With offices in Tel Aviv and New York, Parametrix Insurance sells its insurance products on its own website but also through brokers.

Howden Group is one of these partners and explains their joint policy as follows: “When an insured outage occurs, both the broker and the policyholder are proactively notified by Parametrix. As soon as the submission is verified, compensation will be issued within 15 days.”

As for premiums for cloud failures, Howden says they depend on several parameters:

  • Cloud-IT provider.
  • Type of services.
  • Redundancy between regions.
  • Coverage amount per hour.
  • Waiting time.
  • Maximum duration of coverage.

To find actual numbers on premiums, The Wall Street Journal shared some behind-the-scenes details on the company last year: “Policy premiums for Parametrix’s insurance can range from thousands of dollars annually to hundreds of thousands of dollars a year, according to the company. Coverage typically ranges from $100,000 to $5 million but can extend to $10 million in some cases.”

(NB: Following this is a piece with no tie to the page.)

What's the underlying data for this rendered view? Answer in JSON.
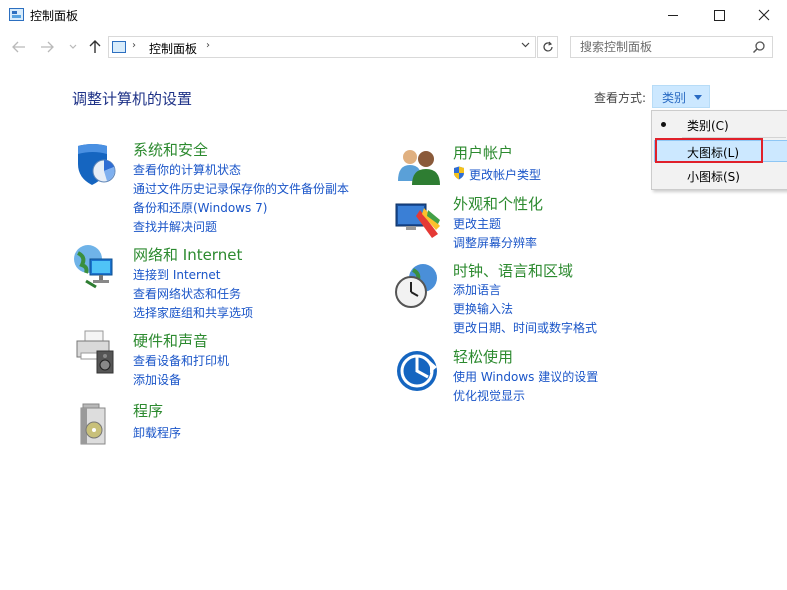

According to Kabir, cost considerations will be an obstacle to broader adoption of cloud market insurance. “As with any voluntary insurance product, the cost of premiums should be carefully considered against the potential losses a business may face during an outage. […] Moreover, those who might think of it or need it would need to pay large premiums.”

This is perhaps why it makes sense for cloud downtime insurance to be sold as an add-on to existing insurance products. While it might eventually fit into the business interruption category, Riskwolf’s Krapf said he thinks the most natural fit at the moment is cyber insurance.

Since brokers already ask IT-related questions to gauge security threats, they can also ask about cloud outage exposure at the same time. “Cloud availability is a topic you can naturally embed in this discussion without having to sell it as a standalone.”

Riskwolf’s approach is to provide reinsurers with templates that they can calibrate for their needs and clients. Similarly, Parametrix works hand in hand with the existing insurance sector. “While Parametrix created and oversees the policies, payouts are backed by reinsurance companies like Hannover Re and certain underwriters of Lloyd’s of London,” The WSJ reported.

“This opportunity is a great example of the need for insurtech and reinsurers to team up together,” Graillot said. He thinks that compared to traditional insurers, insurtech startups can more easily attract and retain tech and data talent. They are therefore better equipped to get a sense of new risks, size them thanks to new datasets and price them accordingly. It’s only the third step — insuring these risks — that is in reinsurers’ hands.

Reinsurers may also have more persuasion and marketing power to convince businesses that they need cloud downtime insurance — and they have their work cut out for them. “I believe the market for such a product is currently very limited as very few companies would want or need such an insurance product,” Kabir said.

Another consideration, he added, is that “many big businesses diversify their cloud usage across multiple providers, and some companies may not be significantly affected by short cloud outages.” If cloud downtime becomes extremely rare, it could make such insurance irrelevant; but it could also make premiums cheaper and therefore more attractive.

It’s definitely a bit early to tell how big the market for cloud downtime insurance might be, but its target audience might grow over time. Besides e-commerce businesses and those that have their own SLA commitments, fintech companies could also see the need to protect themselves against cloud-related losses.

“When your customers can’t transact, they stand to lose money. You’ll lose revenue and may contend with payouts, legal action for unmet SLAs, and even government fines,” Parametrix Insurance warns fintech platforms.

The startup is also broadening its coverage to include downtime, not only of major cloud service providers, but also of CDNs and of e-commerce services such as Shopify. This might be a clever diversification move, should pure cloud outages become more uncommon in the future, and could help broaden the reach of downtime insurance while keeping a parametric approach.